Epimênides de
Creta – (630 a 500) a.C
Autor: Alysomax
Soares
Introdução
Foi um filósofo
grego do período arcaico que viveu na ilha de Creta. Pode ser considerado um
filósofo hiperbóreo. Seu nome figura em algumas listas como sendo um dos sete sábios
da Grécia antiga. Ele também foi poeta, místico e profeta. Seus estudos
místicos lhe renderam a fama de “homem estranho”. Foi descrito
por alguns historiadores como sendo uma espécie de mago. Muitos pesquisadores
divergem sobre a parte exata da ilha onde ele nasceu, porém todos concordam que
seria em uma cidade situada dentro da ilha de Creta. Teria sido criado em uma
família de pastores e era visto como um dos poucos filósofos, dessa época, que
acreditava no monoteísmo, isto é, na crença em apenas um único Deus.
Conceituava que
não era possível ao homem conhecer certos mistérios de Deus, dessa forma,
refutava alguns mitos descritos pelos oráculos.
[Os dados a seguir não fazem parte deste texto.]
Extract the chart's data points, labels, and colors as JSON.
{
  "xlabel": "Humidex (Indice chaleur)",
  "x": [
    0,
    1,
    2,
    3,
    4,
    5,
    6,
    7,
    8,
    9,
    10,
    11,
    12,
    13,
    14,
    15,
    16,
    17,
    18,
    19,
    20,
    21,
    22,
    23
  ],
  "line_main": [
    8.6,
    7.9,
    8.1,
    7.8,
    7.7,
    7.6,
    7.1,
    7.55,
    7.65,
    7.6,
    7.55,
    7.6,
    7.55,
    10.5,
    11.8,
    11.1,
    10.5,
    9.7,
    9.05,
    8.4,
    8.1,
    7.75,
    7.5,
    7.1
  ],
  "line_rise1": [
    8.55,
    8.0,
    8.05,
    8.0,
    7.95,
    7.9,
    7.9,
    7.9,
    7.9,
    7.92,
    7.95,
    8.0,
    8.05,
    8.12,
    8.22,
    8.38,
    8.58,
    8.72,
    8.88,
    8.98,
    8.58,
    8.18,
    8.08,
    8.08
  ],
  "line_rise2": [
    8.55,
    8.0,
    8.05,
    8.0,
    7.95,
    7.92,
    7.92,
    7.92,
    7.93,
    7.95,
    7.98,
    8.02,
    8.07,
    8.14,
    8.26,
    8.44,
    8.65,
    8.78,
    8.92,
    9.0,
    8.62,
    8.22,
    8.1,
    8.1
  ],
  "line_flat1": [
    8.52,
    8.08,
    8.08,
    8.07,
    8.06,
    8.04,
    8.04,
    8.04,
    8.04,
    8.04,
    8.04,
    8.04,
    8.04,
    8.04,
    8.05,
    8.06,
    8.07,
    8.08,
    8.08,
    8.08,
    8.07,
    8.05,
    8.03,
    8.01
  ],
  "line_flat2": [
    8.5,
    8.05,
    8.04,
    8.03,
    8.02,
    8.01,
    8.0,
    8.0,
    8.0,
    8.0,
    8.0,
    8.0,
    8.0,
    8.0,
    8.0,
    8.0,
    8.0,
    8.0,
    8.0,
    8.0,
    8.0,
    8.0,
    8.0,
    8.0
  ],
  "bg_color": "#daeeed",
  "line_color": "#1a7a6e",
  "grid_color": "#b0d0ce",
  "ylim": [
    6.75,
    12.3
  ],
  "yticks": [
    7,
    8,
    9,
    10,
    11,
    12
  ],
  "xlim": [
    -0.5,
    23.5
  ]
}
Escreveu algumas obras em
versos os quais se perderam no tempo. Suas obras transcorriam sobre temas de
caráter teogônico, cosmogônico e mitológico, diante disso, elas conectavam
noções de natureza, arte, religião e política. Foi provavelmente o inventor do
gancho e do arado. Esteve em Atenas na época do famoso legislador Sólon, tendo
inclusive o ajudado em algumas reformas religiosas, políticas e jurídicas.
Utilizava cabelos longos, fato esquisito para a cultura onde ele
vivia. Estranha-se também o fato de seu corpo ter sido encontrado coberto
de tatuagens enigmáticas, pois essa prática era incomum na Grécia antiga.
Floresceu aproximadamente entre os anos 630 a.C a 500 a.C.
Filosofia da Natureza
Sua teogonia se
ancorava na ideia de que o universo teria se formado a partir de cinco estágios
inicias da matéria. Para Epimênides, dentro desses estágios iniciais, havia uma
dualidade de princípios que originavam tudo no universo, esses princípios seria
o “ar” e a “noite”, assim sendo, ele acreditava
que para a realidade ser formada, o “ar” se unia a “noite” e
a “noite” se unia ao “ar”, nesse sentido, a
composição desses dois princípios determinavam as formas e criavam outros
princípios, tornando tudo visível. Dessa maneira, o “ar” e a “noite” formavam
todas as coisas. Eles originavam inicialmente o “tártaro”, depois se
formaria o “oceano-terra”, e desse elemento se daria origem o “ovo-primordial”.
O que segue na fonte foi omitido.